In the Court’s view, Pauli is on point. Absent the Gallatin County arrest warrant, which “commanded” any Montana peace officer to arrest Meigs any time day or night and bring him before the Gallatin County Justice Court, Officer Harris would have had no authority to arrest Meigs. Since Silvestrone is distinguishable, Gallatin County cites no authority to the contrary. Accordingly, under well-established principles of agency law, Gallatin County may be held liable for the tortious acts or omissions of its agents.

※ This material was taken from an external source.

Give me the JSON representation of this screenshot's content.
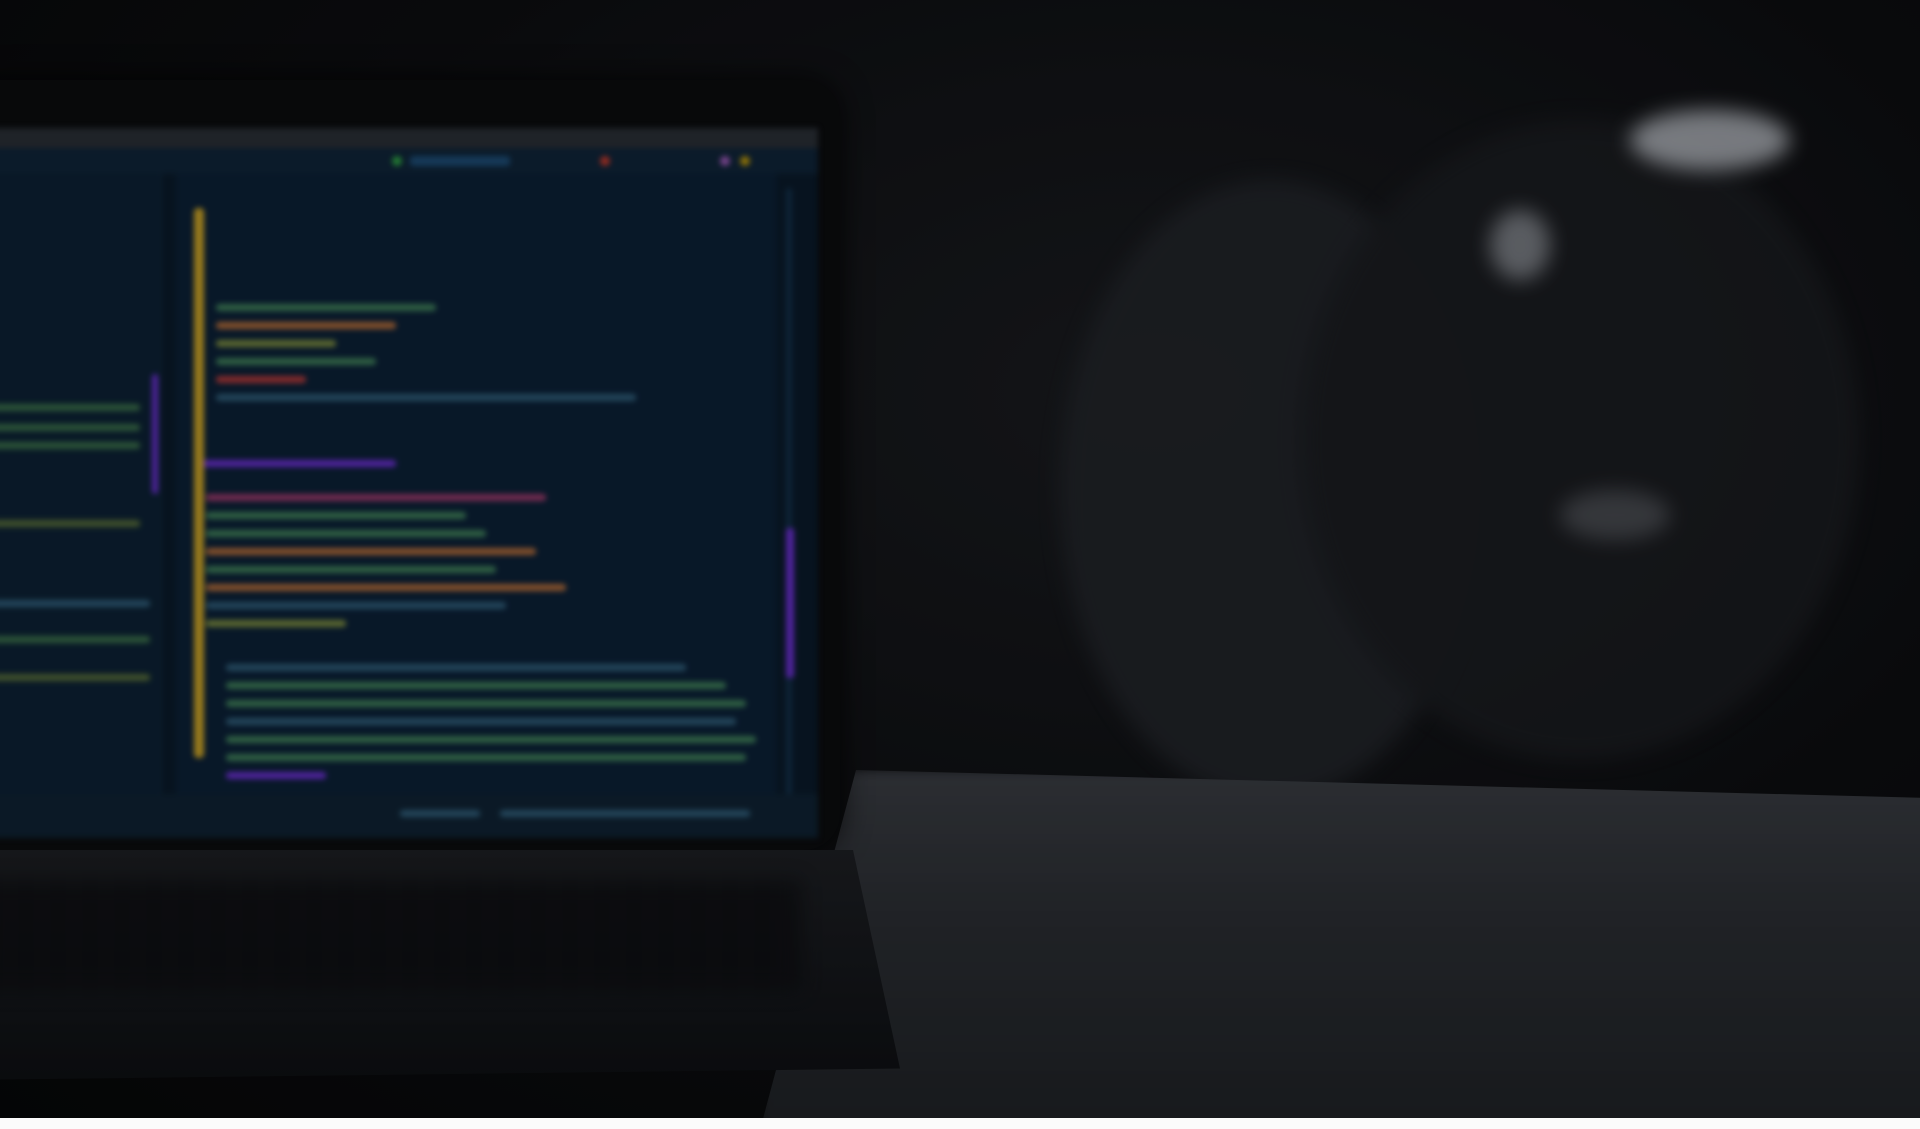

Moreover, Montana Code § 2-9-102 provides that “[e]very governmental entity is subject to liability for its torts and those of its employees acting within the scope of their employment or duties whether arising out of a governmental or proprietary function except as specifically provided by the legislature ...” Although Harris is not technically an “employee” of Gallatin County, the Montana Code defines that term broadly: employee “means an officer, employee, or servant of a governmental entity, including elected or appointed officials, and persons acting on behalf of the governmental entity in any official capacity temporarily or permanently in the service of the governmental entity whether with or without compensation.” Mont. Code Ann. § 2 — 9—101(2)(a) (emphasis added). Since a reasonable jury could conclude Officer Harris was acting on behalf of Gallatin County in an official capacity when he arrested Meigs and brought him to the Park County Detention Center, Gallatin County’s motion must be denied.

IV. ORDER

For those reasons, IT IS HEREBY ORDERED that Gallatin County’s Motion for Summary Judgment {doc. ) is DENIED.